The average age of vehicles registered in the united states is 96 months, with a standard deviation of 16 months. If a random sample of 36 vehicles is selected, find the probability that the mean of their ages is between 90 and 100 months. Provide four places past the decimal in your answer
To find the probability that the mean of the ages is between 90 and 100 months, we can use the Central Limit Theorem, which states that the distribution of sample means approaches a normal distribution as the sample size increases.
First, we need to calculate the standard error of the mean (SE), which is the standard deviation divided by the square root of the sample size. In this case, the standard deviation is 16 months and the sample size is 36:
SE = standard deviation / √sample size
SE = 16 / √36
SE = 16 / 6
SE = 2.6667 (rounded to four decimal places)

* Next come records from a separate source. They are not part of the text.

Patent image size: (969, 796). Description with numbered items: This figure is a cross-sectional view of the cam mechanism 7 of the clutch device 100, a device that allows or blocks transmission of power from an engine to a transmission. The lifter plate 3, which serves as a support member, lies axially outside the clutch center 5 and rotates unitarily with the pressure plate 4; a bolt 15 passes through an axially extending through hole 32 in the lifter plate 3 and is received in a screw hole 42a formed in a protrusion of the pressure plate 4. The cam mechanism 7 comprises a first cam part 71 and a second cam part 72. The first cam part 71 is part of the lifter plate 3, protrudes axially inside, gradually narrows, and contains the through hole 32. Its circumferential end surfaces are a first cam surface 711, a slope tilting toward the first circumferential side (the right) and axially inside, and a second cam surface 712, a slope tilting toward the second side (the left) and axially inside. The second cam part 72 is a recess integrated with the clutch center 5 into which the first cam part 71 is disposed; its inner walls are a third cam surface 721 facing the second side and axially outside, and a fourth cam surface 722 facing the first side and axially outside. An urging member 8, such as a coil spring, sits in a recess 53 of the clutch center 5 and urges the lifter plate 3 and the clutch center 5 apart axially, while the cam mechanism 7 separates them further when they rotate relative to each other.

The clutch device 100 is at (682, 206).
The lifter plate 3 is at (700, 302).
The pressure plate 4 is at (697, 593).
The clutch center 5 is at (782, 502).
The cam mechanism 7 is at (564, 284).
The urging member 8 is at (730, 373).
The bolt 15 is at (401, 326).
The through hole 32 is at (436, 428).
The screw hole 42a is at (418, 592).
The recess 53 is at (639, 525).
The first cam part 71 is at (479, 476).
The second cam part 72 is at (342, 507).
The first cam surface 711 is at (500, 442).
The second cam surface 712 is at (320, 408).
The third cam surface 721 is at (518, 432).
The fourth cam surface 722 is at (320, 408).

Next, we need to convert the two boundary values, 90 and 100 months, into z-scores. We use the formula:
z = (x - μ) / SE
where x is the boundary value, μ is the population mean, and SE is the standard error of the mean.
For the lower boundary (90 months):
z1 = (90 - 96) / 2.6667
z1 = -2.2499 (rounded to four decimal places)
For the upper boundary (100 months):
z2 = (100 - 96) / 2.6667
z2 = 1.4999 (rounded to four decimal places)
Now, we need to find the probabilities corresponding to these z-scores using a standard normal distribution table.
Using the table, we find that the probability corresponding to z = -2.2499 is 0.0121, and the probability corresponding to z = 1.4999 is 0.9332.
To find the probability that the mean of the ages is between 90 and 100 months, we subtract the probability of the lower boundary from the probability of the upper boundary:
P(90 ≤ x ≤ 100) = P(z1 ≤ z ≤ z2)
P(90 ≤ x ≤ 100) = P(z ≤ z2) - P(z ≤ z1)
P(90 ≤ x ≤ 100) = 0.9332 - 0.0121
P(90 ≤ x ≤ 100) = 0.9211 (rounded to four decimal places)
Therefore, the probability that the mean of the ages is between 90 and 100 months is approximately 0.9211.